San Jose del Cabo is one of the two capes that make up Los Cabos, which are located in the Mexican state of Baja California Sur. Los Cabos literally translates to “The Capes” and defines two separate areas of the state that extend out into the sea and are surrounded on three sides by water. Cabo San Lucas is the other cape referred to in Los Cabos, and the two very popular vacation destinations are about 20 miles from each other.
The trip between San Jose del Cabo and Cabo San Lucas runs along a highway situated between the two, known as the Transpeninsular highway. In addition to the many hotels and all-inclusive luxury resorts located in each of The Capes, there are also a number of more secluded resorts along this highway. Additionally, there are numerous housing developments and condominiums between San Jose del Cabo and Cabo San Lucas.
Fortunately, in neither place was any damage reported, nor were there any injuries mentioned in any news outlets.

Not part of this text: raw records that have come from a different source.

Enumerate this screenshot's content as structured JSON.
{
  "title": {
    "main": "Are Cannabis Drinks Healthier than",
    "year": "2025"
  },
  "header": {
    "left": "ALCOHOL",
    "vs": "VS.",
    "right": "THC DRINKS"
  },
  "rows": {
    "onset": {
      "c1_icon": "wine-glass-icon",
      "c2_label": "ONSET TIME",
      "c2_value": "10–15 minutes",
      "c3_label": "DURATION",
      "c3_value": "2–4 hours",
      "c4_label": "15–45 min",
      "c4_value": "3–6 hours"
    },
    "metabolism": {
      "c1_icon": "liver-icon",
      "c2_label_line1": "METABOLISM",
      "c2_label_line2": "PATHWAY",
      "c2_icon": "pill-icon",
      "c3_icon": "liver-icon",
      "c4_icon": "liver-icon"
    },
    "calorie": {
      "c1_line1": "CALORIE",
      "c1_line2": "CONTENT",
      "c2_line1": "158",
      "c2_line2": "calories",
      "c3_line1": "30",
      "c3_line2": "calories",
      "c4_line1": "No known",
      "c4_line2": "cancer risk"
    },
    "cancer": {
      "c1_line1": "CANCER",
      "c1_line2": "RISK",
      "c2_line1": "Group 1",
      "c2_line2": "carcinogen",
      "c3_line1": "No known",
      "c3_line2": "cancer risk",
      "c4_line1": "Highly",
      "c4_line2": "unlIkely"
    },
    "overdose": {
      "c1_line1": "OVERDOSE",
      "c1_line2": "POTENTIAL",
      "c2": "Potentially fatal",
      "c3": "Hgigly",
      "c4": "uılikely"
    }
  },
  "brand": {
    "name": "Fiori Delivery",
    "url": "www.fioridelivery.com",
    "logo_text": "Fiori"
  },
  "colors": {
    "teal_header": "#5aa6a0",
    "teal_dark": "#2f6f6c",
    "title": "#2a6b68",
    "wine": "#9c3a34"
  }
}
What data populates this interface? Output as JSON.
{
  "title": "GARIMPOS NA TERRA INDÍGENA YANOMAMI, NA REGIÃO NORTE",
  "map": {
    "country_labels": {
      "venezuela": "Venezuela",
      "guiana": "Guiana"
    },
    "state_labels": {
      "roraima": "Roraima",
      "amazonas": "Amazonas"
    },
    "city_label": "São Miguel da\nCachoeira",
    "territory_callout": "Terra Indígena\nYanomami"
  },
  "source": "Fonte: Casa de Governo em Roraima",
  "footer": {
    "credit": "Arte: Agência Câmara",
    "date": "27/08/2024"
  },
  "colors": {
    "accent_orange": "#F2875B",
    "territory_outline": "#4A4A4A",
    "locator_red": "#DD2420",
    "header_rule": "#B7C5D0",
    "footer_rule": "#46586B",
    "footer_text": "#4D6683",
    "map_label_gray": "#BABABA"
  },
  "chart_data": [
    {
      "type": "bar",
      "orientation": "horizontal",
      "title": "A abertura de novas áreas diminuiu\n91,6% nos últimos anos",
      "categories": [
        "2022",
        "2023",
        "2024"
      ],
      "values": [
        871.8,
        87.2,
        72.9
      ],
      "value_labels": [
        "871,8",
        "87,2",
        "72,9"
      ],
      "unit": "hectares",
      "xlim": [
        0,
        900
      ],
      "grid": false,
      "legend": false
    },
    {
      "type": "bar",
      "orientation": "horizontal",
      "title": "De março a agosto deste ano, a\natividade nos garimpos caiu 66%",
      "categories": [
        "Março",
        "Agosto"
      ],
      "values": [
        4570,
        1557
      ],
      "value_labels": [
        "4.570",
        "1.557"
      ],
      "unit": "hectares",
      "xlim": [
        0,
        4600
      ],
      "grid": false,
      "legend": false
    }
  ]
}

The people of Los Cabos and other areas of Mexico are not always this fortunate, though, as a number of strong earthquakes have taken place in the past and have caused damage and cost lives in the region. One of the worst in history was an 8.0 magnitude quake that occurred in 1985, and although Los Cabos was sparred during that incident, nearly 9,000 people were killed in Mexico City, which is about 1,150 miles away.
Earthquakes are not uncommon in Mexico because of where the country is situated, and in fact, the country has a long history of not only getting some pretty bad earthquakes but some periodic volcanic eruptions as well. This is because Mexico sits on top of three tectonic plates, making it one of the most seismically active regions in the world. The movement of these different plates past each other causes the disturbances, many of which are mild but some that are considerably strong.
It is not uncommon for aftershocks to occur following an earthquake, and sometimes multiple aftershocks can be felt. An earthquake typically only lasts for about 20-30 seconds, so anything after that is likely an aftershock, which is always weaker than the actual earthquake itself. Aftershocks happen in the same general area as the original quake and can take place days, weeks, months, or even years after the main event and can be felt as far as 10-20 miles away.
There is no warning sign to alert people of when an earthquake or an aftershock is going to occur. In some cases, thousands of aftershocks have occurred following a strong earthquake, but although some can be pretty strong, it isn’t considered an aftershock if it is stronger than the original quake. In this case, it would be considered another earthquake rather than an aftershock.
It is important to be on alert for aftershocks after experiencing an earthquake, particularly if it is a very strong one and there is considerable damage. This is because even minor aftershocks can exacerbate the damage that is already done. For this reason, tourists currently visiting Los Cabos or planning a visit soon should be on alert for any more seismic activity.